Mountmellick teachers on strike

ASTI members on the picket line at Mountmellick Community School.

The ASTI's Laois understands that parents will be 'frustrated' by the looming industrial action that will close schools,  possibly, indefinitely after the mid-term break but he says teachers will not work for nothing.

Mr Eamon Dennehy, a teacher in Heywood College, near Abbeyleix also hit out at the Government for being willing to pay 'far more' to temporary teachers to keep schools open during the strike than it wants to pay to teachers to do it full time.

Association of Secondary School Teachers in Ireland will not be at work next Monday, November 7 but if their dispute over supervision and substitution payments is not settled by then there will be no pupils in classrooms.
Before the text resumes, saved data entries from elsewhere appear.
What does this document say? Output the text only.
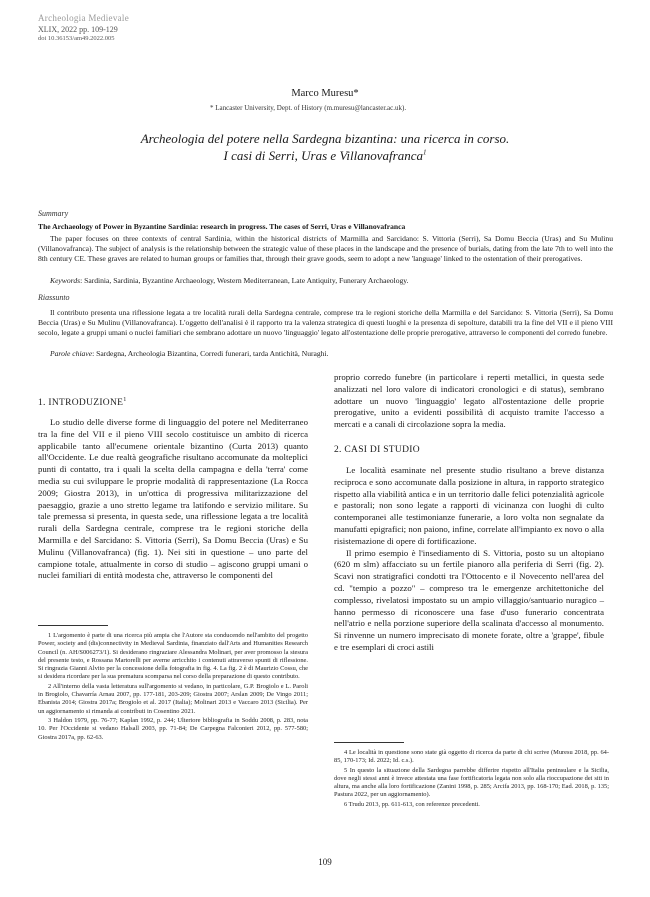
Archeologia Medievale
XLIX, 2022 pp. 109-129
doi 10.36153/am49.2022.005
Marco Muresu*
* Lancaster University, Dept. of History (m.muresu@lancaster.ac.uk).
Archeologia del potere nella Sardegna bizantina: una ricerca in corso.
I casi di Serri, Uras e Villanovafranca$^1$
Summary
The Archaeology of Power in Byzantine Sardinia: research in progress. The cases of Serri, Uras e Villanovafranca
The paper focuses on three contexts of central Sardinia, within the historical districts of Marmilla and Sarcidano: S. Vittoria (Serri), Sa Domu Beccia (Uras) and Su Mulinu (Villanovafranca). The subject of analysis is the relationship between the strategic value of these places in the landscape and the presence of burials, dating from the late 7th to well into the 8th century CE. These graves are related to human groups or families that, through their grave goods, seem to adopt a new 'language' linked to the ostentation of their prerogatives.
Keywords: Sardinia, Sardinia, Byzantine Archaeology, Western Mediterranean, Late Antiquity, Funerary Archaeology.
Riassunto
Il contributo presenta una riflessione legata a tre località rurali della Sardegna centrale, comprese tra le regioni storiche della Marmilla e del Sarcidano: S. Vittoria (Serri), Sa Domu Beccia (Uras) e Su Mulinu (Villanovafranca). L'oggetto dell'analisi è il rapporto tra la valenza strategica di questi luoghi e la presenza di sepolture, databili tra la fine del VII e il pieno VIII secolo, legate a gruppi umani o nuclei familiari che sembrano adottare un nuovo 'linguaggio' legato all'ostentazione delle proprie prerogative, attraverso le componenti del corredo funebre.
Parole chiave: Sardegna, Archeologia Bizantina, Corredi funerari, tarda Antichità, Nuraghi.
1. INTRODUZIONE$^1$

Lo studio delle diverse forme di linguaggio del potere nel Mediterraneo tra la fine del VII e il pieno VIII secolo costituisce un ambito di ricerca applicabile tanto all'ecumene orientale bizantino (Curta 2013) quanto all'Occidente. Le due realtà geografiche risultano accomunate da molteplici punti di contatto, tra i quali la scelta della campagna e della 'terra' come media su cui sviluppare le proprie modalità di rappresentazione (La Rocca 2009; Giostra 2013), in un'ottica di progressiva militarizzazione del paesaggio, grazie a uno stretto legame tra latifondo e servizio militare. Su tale premessa si presenta, in questa sede, una riflessione legata a tre località rurali della Sardegna centrale, comprese tra le regioni storiche della Marmilla e del Sarcidano: S. Vittoria (Serri), Sa Domu Beccia (Uras) e Su Mulinu (Villanovafranca) (fig. 1). Nei siti in questione – uno parte del campione totale, attualmente in corso di studio – agiscono gruppi umani o nuclei familiari di entità modesta che, attraverso le componenti del

proprio corredo funebre (in particolare i reperti metallici, in questa sede analizzati nel loro valore di indicatori cronologici e di status), sembrano adottare un nuovo 'linguaggio' legato all'ostentazione delle proprie prerogative, unito a evidenti possibilità di acquisto tramite l'accesso a mercati e a canali di circolazione sopra la media.

2. CASI DI STUDIO

Le località esaminate nel presente studio risultano a breve distanza reciproca e sono accomunate dalla posizione in altura, in rapporto strategico rispetto alla viabilità antica e in un territorio dalle felici potenzialità agricole e pastorali; non sono legate a rapporti di vicinanza con luoghi di culto contemporanei alle testimonianze funerarie, a loro volta non segnalate da manufatti epigrafici; non paiono, infine, correlate all'impianto ex novo o alla risistemazione di opere di fortificazione.

Il primo esempio è l'insediamento di S. Vittoria, posto su un altopiano (620 m slm) affacciato su un fertile pianoro alla periferia di Serri (fig. 2). Scavi non stratigrafici condotti tra l'Ottocento e il Novecento nell'area del cd. "tempio a pozzo" – compreso tra le emergenze architettoniche del complesso, rivelatosi impostato su un ampio villaggio/santuario nuragico – hanno permesso di riconoscere una fase d'uso funerario concentrata nell'atrio e nella porzione superiore della scalinata d'accesso al monumento. Si rinvenne un numero imprecisato di monete forate, oltre a 'grappe', fibule e tre esemplari di croci astili

1 L'argomento è parte di una ricerca più ampia che l'Autore sta conducendo nell'ambito del progetto Power, society and (dis)connectivity in Medieval Sardinia, finanziato dall'Arts and Humanities Research Council (n. AH/S006273/1). Si desiderano ringraziare Alessandra Molinari, per aver promosso la stesura del presente testo, e Rossana Martorelli per averne arricchito i contenuti attraverso spunti di riflessione. Si ringrazia Gianni Alvito per la concessione della fotografia in fig. 4. La fig. 2 è di Maurizio Cossu, che si desidera ricordare per la sua prematura scomparsa nel corso della preparazione di questo contributo.

2 All'interno della vasta letteratura sull'argomento si vedano, in particolare, G.P. Brogiolo e L. Paroli in Brogiolo, Chavarría Arnau 2007, pp. 177-181, 203-209; Giostra 2007; Arslan 2009; De Vingo 2011; Ebanista 2014; Giostra 2017a; Brogiolo et al. 2017 (Italia); Molinari 2013 e Vaccaro 2013 (Sicilia). Per un aggiornamento si rimanda ai contributi in Cosentino 2021.

3 Haldon 1979, pp. 76-77; Kaplan 1992, p. 244; Ulteriore bibliografia in Soddu 2008, p. 283, nota 10. Per l'Occidente si vedano Halsall 2003, pp. 71-84; De Carpegna Falconieri 2012, pp. 577-580; Giostra 2017a, pp. 62-63.

4 Le località in questione sono state già oggetto di ricerca da parte di chi scrive (Muresu 2018, pp. 64-85, 170-173; Id. 2022; Id. c.s.).

5 In questo la situazione della Sardegna parrebbe differire rispetto all'Italia peninsulare e la Sicilia, dove negli stessi anni è invece attestata una fase fortificatoria legata non solo alla rioccupazione dei siti in altura, ma anche alla loro fortificazione (Zanini 1998, p. 285; Arcifa 2013, pp. 168-170; Ead. 2018, p. 135; Pastura 2022, per un aggiornamento).

6 Trudu 2013, pp. 611-613, con referenze precedenti.

109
Schools in Portlaoise, St Mary's CBS and Scoil Chríost Rí, have already written to pupils saying they will not open but it is understood that others will or have followed suit. One school, Mountrath Community School, advertised independently for supervisors, but it is not clear if they recruited. Other schools that closed as a result of the one day strike in October were: Mountmellick Community School, Heywood College, Coláiste Íosagáin Portarlington, Knockbeg College.

The schools cannot operate if teachers withdraw from supervision and substitution for which they claim they are not being properly paid.

ASTI representative Mr Eamon Dennehy said he was not sure what the various schools plan to do but he does not expect them to open.

"There are supposed to be talks but nothing has been done so far to stop it...Staff will show up for work at schools that have been closed by the various boards of managements," he said.

He said teachers were not being paid for supervision and this was directed by the Department of Education. 

"It is a dispute and a trade union cannot tell its members to work for nothing," he said. He added that the Government is willing to pay "far more" to temporary supervisors in schools during the dispute than it will pay to teachers.

Mr Dennehy is a parent himself and could "absolutely see" that parents would be frustrated.

"We have to think about our students and be advocates for them but we also have to think about the future of our profession. There is all sorts of attacks on the profession," he said.

Apart from the impact of lack of supervision on Monday, schools will close on Tuesday, November 8 when pickets will be mounted at schools as part of a day of strike action.